March To Do List

Category: To Do Lists

March To Do List

Head out to purchase your seeds, packaged  root vegetables, fruit canes, fruit trees and summer flowering bulbs while the  selection is still great.

Add a pop of colour to your containers or  flowerbeds with potted spring bulbs, winter heather, wallflowers, primulas and  pansies.

Take a look at your house from the curb or  from your deck and try to visualize where you would like to see some plant  variety or garden décor. We are happy to help you re-design small garden beds  and spruce up decks and entrances. If you require a more thorough design plan,  please see our landscaper link for a list of potential landscapers in your  area.

Pieris japonica (Lily-of-the-Valley Bush)  and Camellias are making a glorious show right now. These make lovely additions  to any garden and we have a large selection to choose from.

The red trunks of the Coral Bark Maples are  bright hits throughout the nursery right now and are fantastic trees for larger  containers.

Aerate, topdress and overseed your lawn if  necessary. If moss is an issue, apply Terralink liquid moss control and follow  up with an application of Dolopril lime one week later.

Clean up garden debris and branches, cut  back any herbaceous perennials that still have last year’s growth.

Apply slug bait to susceptible plants.

Plant roses, remember they like good drainage with plenty of compost added  into the soil.

It is a good time to plant trees, shrubs  and perennials .

Fertilize existing evergreen hedges.

Plant a culinary herb planter using herbs  like rosemary, thyme, sage, oregano, chives, mint and marjoram. Wait until  later in May to plant out tender annual herbs like cilantro and even later,  early June, to plant out basil.

Plant garlic.

When the forsythia is blooming is a good  indication it is time to plant out peas, broad beans, radish, onion sets,  potatoes, asparagus, horseradish etc. these and many others can be planted  earlier including lettuce, spinach and kale if planted with the aid of a row  cover, cold frame or similar temporary structure.

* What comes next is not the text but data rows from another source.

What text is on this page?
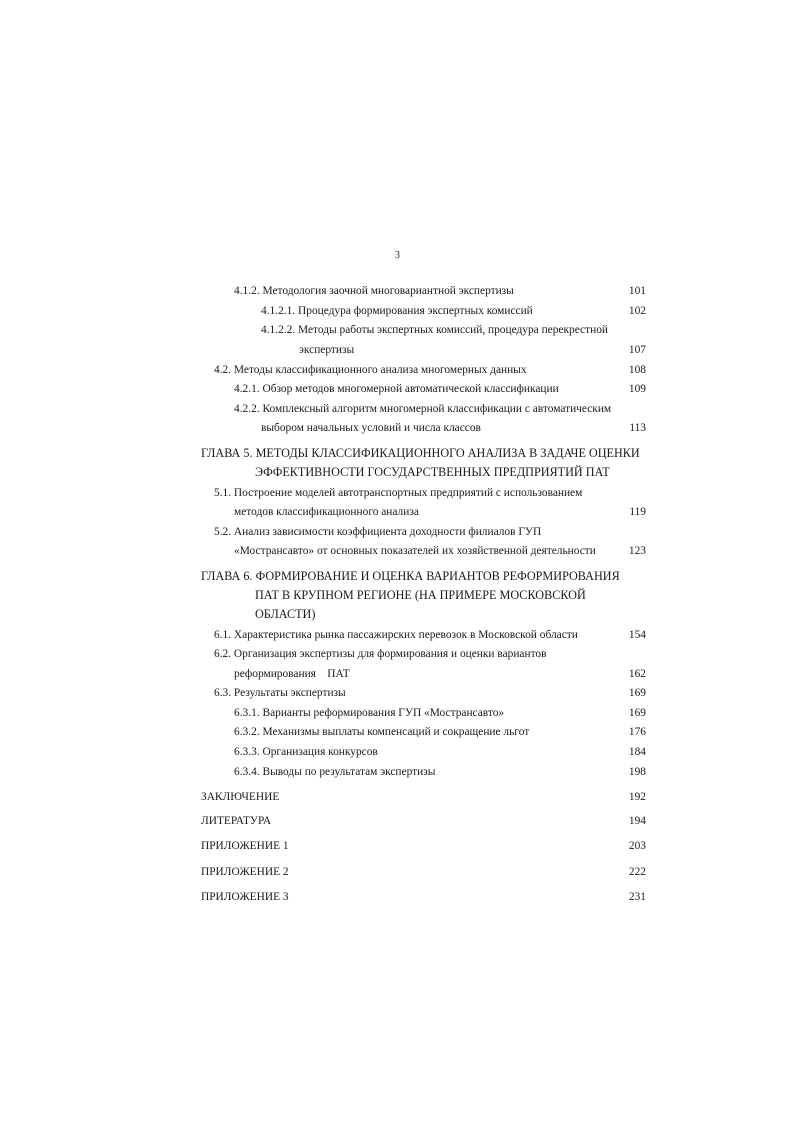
3
4.1.2. Методология заочной многовариантной экспертизы	101
4.1.2.1. Процедура формирования экспертных комиссий	102
4.1.2.2. Методы работы экспертных комиссий, процедура перекрестной
экспертизы	107
4.2. Методы классификационного анализа многомерных данных	108
4.2.1. Обзор методов многомерной автоматической классификации	109
4.2.2. Комплексный алгоритм многомерной классификации с автоматическим
выбором начальных условий и числа классов	113
ГЛАВА 5. МЕТОДЫ КЛАССИФИКАЦИОННОГО АНАЛИЗА В ЗАДАЧЕ ОЦЕНКИ
ЭФФЕКТИВНОСТИ ГОСУДАРСТВЕННЫХ ПРЕДПРИЯТИЙ ПАТ
5.1. Построение моделей автотранспортных предприятий с использованием
методов классификационного анализа	119
5.2. Анализ зависимости коэффициента доходности филиалов ГУП
«Мострансавто» от основных показателей их хозяйственной деятельности	123
ГЛАВА 6. ФОРМИРОВАНИЕ И ОЦЕНКА ВАРИАНТОВ РЕФОРМИРОВАНИЯ
ПАТ В КРУПНОМ РЕГИОНЕ (НА ПРИМЕРЕ МОСКОВСКОЙ
ОБЛАСТИ)
6.1. Характеристика рынка пассажирских перевозок в Московской области	154
6.2. Организация экспертизы для формирования и оценки вариантов
реформирования    ПАТ	162
6.3. Результаты экспертизы	169
6.3.1. Варианты реформирования ГУП «Мострансавто»	169
6.3.2. Механизмы выплаты компенсаций и сокращение льгот	176
6.3.3. Организация конкурсов	184
6.3.4. Выводы по результатам экспертизы	198
ЗАКЛЮЧЕНИЕ	192
ЛИТЕРАТУРА	194
ПРИЛОЖЕНИЕ 1	203
ПРИЛОЖЕНИЕ 2	222
ПРИЛОЖЕНИЕ 3	231
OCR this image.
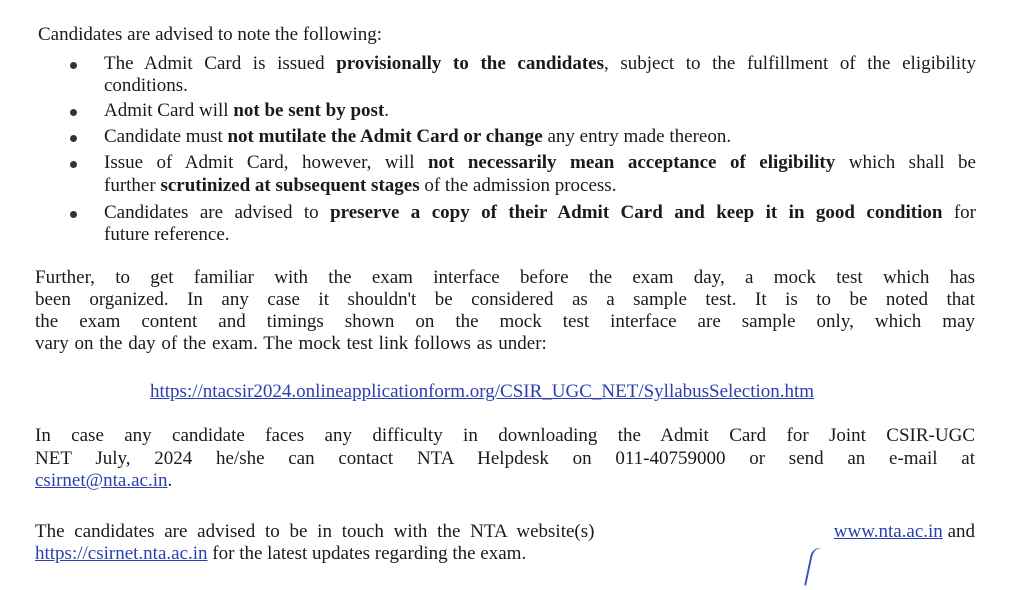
Candidates are advised to note the following:
The Admit Card is issued provisionally to the candidates, subject to the fulfillment of the eligibility
conditions.
Admit Card will not be sent by post.
Candidate must not mutilate the Admit Card or change any entry made thereon.
Issue of Admit Card, however, will not necessarily mean acceptance of eligibility which shall be
further scrutinized at subsequent stages of the admission process.
Candidates are advised to preserve a copy of their Admit Card and keep it in good condition for
future reference.
Further, to get familiar with the exam interface before the exam day, a mock test which has
been organized. In any case it shouldn't be considered as a sample test. It is to be noted that
the exam content and timings shown on the mock test interface are sample only, which may
vary on the day of the exam. The mock test link follows as under:
https://ntacsir2024.onlineapplicationform.org/CSIR_UGC_NET/SyllabusSelection.htm
In case any candidate faces any difficulty in downloading the Admit Card for Joint CSIR-UGC
NET July, 2024 he/she can contact NTA Helpdesk on 011-40759000 or send an e-mail at
csirnet@nta.ac.in.
The candidates are advised to be in touch with the NTA website(s)	www.nta.ac.in and
https://csirnet.nta.ac.in for the latest updates regarding the exam.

Indoor  houseplants:  Transplant houseplants that require it.  Generally you should not move them up in size to a pot more than 1.5-2” larger  than what they were in. Plants like Christmas Cactus and Clivia actually bloom  best when root bound so it is not advisable to repot these often. If the plant  is too large to re-pot it will benefit from a fresh layer of potting soil to  its surface and regular fertilizing.